In questo momento di riapertura «è fondamentale essere in grado di eseguire immediatamente tamponi nei casi sospetti e provvedere immediatamente al tracciamento e all'isolamento, non domiciliare, dei contatti», afferma il virologo dell'ospedale San Raffaele di Milano Roberto Burioni. Questi, avverte, sono gli «elementi cruciali per evitare una ripresa del contagio». Anche il direttore del dipartimento Malattie infettive dell'Istituto superiore di sanità, Gianni Rezza, ammette una «certa preoccupazione perché - spiega all'Ansa - ogni volta che si ha una riapertura un minimo di rischio in più c'è. Finora siamo stati sotto una campana di vetro, quindi ora è necessaria la massima attenzione». Ciò significa che «bisogna essere pronti ad identificare subito i casi sul territorio e sono favorevole ad estendere i tamponi ai contatti dei soggetti positivi». Oggi, sottolinea, «abbiamo aumentato il numero delle terapie intensive ma l'obiettivo è quello di non riempirle di nuovo. Per questo vanno subito bloccati eventuali focolai». 
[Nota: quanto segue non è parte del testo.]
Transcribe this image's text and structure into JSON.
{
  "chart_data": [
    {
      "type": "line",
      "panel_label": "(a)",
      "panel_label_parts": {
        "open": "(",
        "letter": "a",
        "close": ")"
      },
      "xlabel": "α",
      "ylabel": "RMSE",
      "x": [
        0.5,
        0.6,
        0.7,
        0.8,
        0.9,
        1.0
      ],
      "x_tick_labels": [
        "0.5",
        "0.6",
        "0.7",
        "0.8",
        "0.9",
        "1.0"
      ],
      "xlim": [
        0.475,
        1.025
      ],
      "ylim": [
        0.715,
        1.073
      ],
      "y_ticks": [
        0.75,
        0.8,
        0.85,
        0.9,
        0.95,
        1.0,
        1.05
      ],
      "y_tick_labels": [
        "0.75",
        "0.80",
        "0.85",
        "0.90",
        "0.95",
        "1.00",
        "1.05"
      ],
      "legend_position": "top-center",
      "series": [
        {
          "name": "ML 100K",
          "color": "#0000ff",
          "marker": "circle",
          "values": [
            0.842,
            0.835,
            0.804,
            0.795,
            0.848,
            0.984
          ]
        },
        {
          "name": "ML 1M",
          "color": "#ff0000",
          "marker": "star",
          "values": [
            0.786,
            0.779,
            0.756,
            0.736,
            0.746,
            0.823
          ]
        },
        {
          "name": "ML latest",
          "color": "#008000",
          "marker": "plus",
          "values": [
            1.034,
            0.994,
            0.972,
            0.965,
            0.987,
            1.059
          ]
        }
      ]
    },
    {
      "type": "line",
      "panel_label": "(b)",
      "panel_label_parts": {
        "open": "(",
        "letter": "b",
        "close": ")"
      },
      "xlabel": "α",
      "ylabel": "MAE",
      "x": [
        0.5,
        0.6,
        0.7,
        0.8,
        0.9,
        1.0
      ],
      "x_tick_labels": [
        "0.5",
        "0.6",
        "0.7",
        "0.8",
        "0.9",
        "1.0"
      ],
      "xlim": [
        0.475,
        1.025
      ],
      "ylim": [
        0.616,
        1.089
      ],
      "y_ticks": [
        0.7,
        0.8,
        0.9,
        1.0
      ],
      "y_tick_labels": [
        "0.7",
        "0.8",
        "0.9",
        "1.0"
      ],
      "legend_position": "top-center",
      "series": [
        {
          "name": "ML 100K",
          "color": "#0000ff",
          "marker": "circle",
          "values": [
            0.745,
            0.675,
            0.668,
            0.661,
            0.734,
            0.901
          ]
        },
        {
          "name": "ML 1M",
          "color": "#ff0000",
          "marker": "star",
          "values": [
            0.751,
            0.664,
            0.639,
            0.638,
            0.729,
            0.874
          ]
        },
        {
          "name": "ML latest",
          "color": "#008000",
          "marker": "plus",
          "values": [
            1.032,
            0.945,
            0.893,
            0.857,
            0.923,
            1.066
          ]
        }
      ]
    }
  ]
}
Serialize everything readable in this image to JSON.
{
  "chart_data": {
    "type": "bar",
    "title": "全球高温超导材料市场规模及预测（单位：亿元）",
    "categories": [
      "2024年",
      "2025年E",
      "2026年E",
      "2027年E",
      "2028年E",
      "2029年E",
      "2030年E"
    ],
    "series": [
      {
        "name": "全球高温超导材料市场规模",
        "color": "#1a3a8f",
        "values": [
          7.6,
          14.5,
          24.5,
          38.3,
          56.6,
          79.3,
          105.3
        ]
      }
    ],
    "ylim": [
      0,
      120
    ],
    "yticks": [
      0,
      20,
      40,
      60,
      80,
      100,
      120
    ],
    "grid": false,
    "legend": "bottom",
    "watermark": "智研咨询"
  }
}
In particolare, nelle aziende, afferma Rezza, «è fondamentale il distanziamento». Una misura, quest'ultima, non sempre però applicabile, e dunque insufficiente, secondo i medici del lavoro. Il punto è che «non abbiamo strumenti reali perché non possiamo prescrivere ai lavoratori nè i test sierologici nè i tamponi - afferma Giuliano Pesel, responsabile del servizio Medicina del lavoro al Policlinico Triestino Spa e medico competente in alcune aziende multinazionali - ma per garantire la sicurezza è necessario poter effettuare un monitoraggio sullo stato immunitario effettivo dei lavoratori proprio attraverso tali esami, altrimenti il rischio di nuovi focolai è più probabile».

Si crea inoltre una condizione «paradossale: molte multinazionali, ad esempio nel settore gas, o compagnie di navigazione, stanno richiedendo il tampone ai lavoratori. Questi non possono però effettuarlo nella sanità pubblica, che lo prevede solo per i sintomatici, e le aziende si rivolgono ai medici competenti. Noi non possiamo che indirizzare a laboratori privati, o in vari casi il lavoratore della multinazionale deve effettuarlo all'estero». Il Servizio sanitario, rileva, «vuole mantenere il monopolio nella gestione di tali test ma poi non riesce a garantire il servizio. Forse, si teme un eccesso di diagnosi positive che sarebbe poi molto difficile da gestire».

Intanto, la Federazione nazionale degli ordini dei medici (Fnomceo) lancia l'allarme per le categorie di lavoratori «a rischio»: «È troppo presto per pensare a un ritorno in servizio dei lavoratori più fragili. Immunodepressi, con patologie croniche invalidanti, persone sottoposte a terapie salvavita sono più suscettibili al Covid-19», afferma il presidente Filippo Anelli. Da qui la richiesta al governo di un provvedimento per prorogare il termine della norma, scaduto il 30 aprile, che prevedeva la possibilità per tali categorie di astenersi dal servizio.